La Vaca Vieja

Por Juan Francisco Socarrás Sarmiento.

En los palcos de honor los representes de la aristocracia: nobles, lores y monarcas exponían y derrochaban parte de sus riquezas como muestra de su poderío absoluto.
El primero, único y afamado toro de la tarde entró a la plaza. El rumiante decepcionó de entrada por su sobrepeso, dio unos pasos y se posó cómodamente en el suelo de polvillo amarillento. Hubo risas. Pero muchos otros – los de las clases menos reconocidas de la jerarquía aristocrática – enfadados, empezaron a tirarle objetos y palabras maldicientes al animal: “Toro HP”, “Mari-K”, “Vaca Vieja, …”. Tres de los prestantes nobles bajaron de los palcos privilegiados y ordenaron a sus vasallos que les prepararan sus caballos. En cuestión de minutos, los equinos estuvieron listos y los prominentes aristócratas con su lujoso equipo de montura subieron a sus respectivos cuadrúpedos. Los caballistas, lanza en mano se dirigieron raudamente hacia la masa inútil. Un primer picador clavó la punta de su lanza en el morrillo del animal, y éste, se paró de inmediato. Los otros cabalgadores, en fracción de segundos hicieron lo mismo. El toro buscó el borde interior de la plaza y empezó a correr empujado por los tres jinetes que le tenían las tres lanzas clavadas en su dorso. La sangre le brotaba del lomo y se expandía sin control por los lados de sus costillas. Así corría el toro perseguido por los nobles que galopaban sus caballos haciendo círculos y más círculos en un plano infinito. Los lanceros en su empuje no dejaban de hundir la punta de las lanzas sobre la bestia herida. Así pasaron minutos, … horas, … días, … semanas, … meses, … años, … lustros y … siglos. Hasta que un día de mayo el toro, o mejor, lo que quedaba del animal, un esqueleto hediondo con una piel negra reseca pegada, pero con media gota de sangre, detuvo su carrera. Rescató sus ojos hundidos de su calavera, exhaló por los huecos del pellejo de su nariz un polvo morado fúnebre y arremetió contra los opresores. Cayeron al suelo caballos y jinetes.

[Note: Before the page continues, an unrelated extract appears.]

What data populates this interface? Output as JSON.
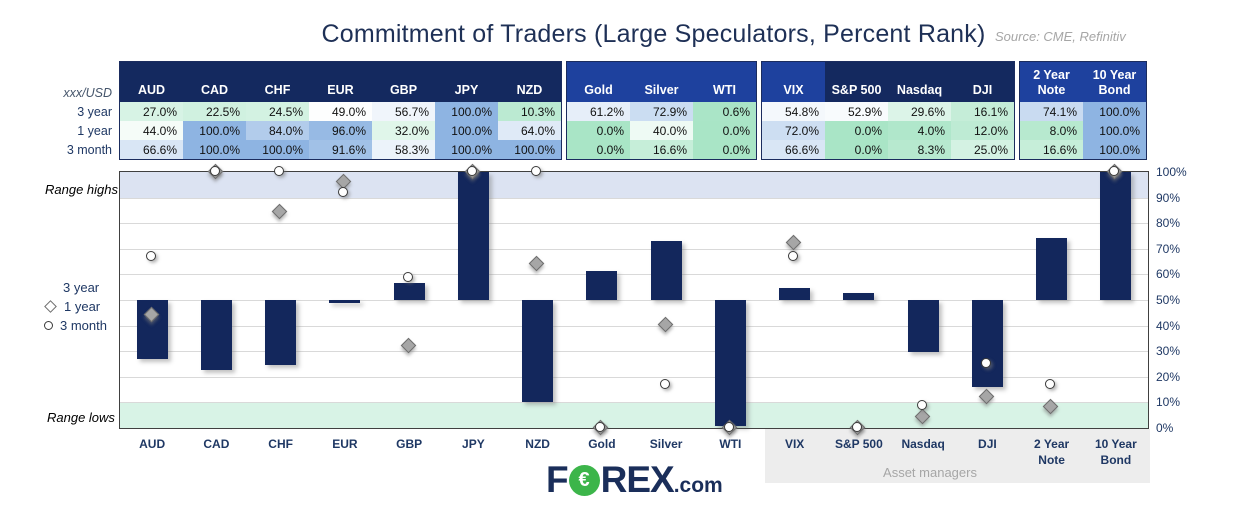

Los tumbó al piso y les hizo trizas las vísceras. Alzó su mirada y se fue a las bases de la construcción que sostenían la infraestructura de la plaza, derribó todo con sus potentes cachos que ahora lucían un dorado que encandilaba más que el sol. La gente caía, el que sobrevivía, la fiera lo ripiaba sin piedad. No quedaba nada.
Imágenes satelitales muestran todavía al toro haciendo movimientos espirales como un huracán que arrasa con todo lo que se le atraviesa.
“Ahora pues, déjame, para que se encienda mi ira contra ellos y los consuma; más de ti yo haré una gran nación”.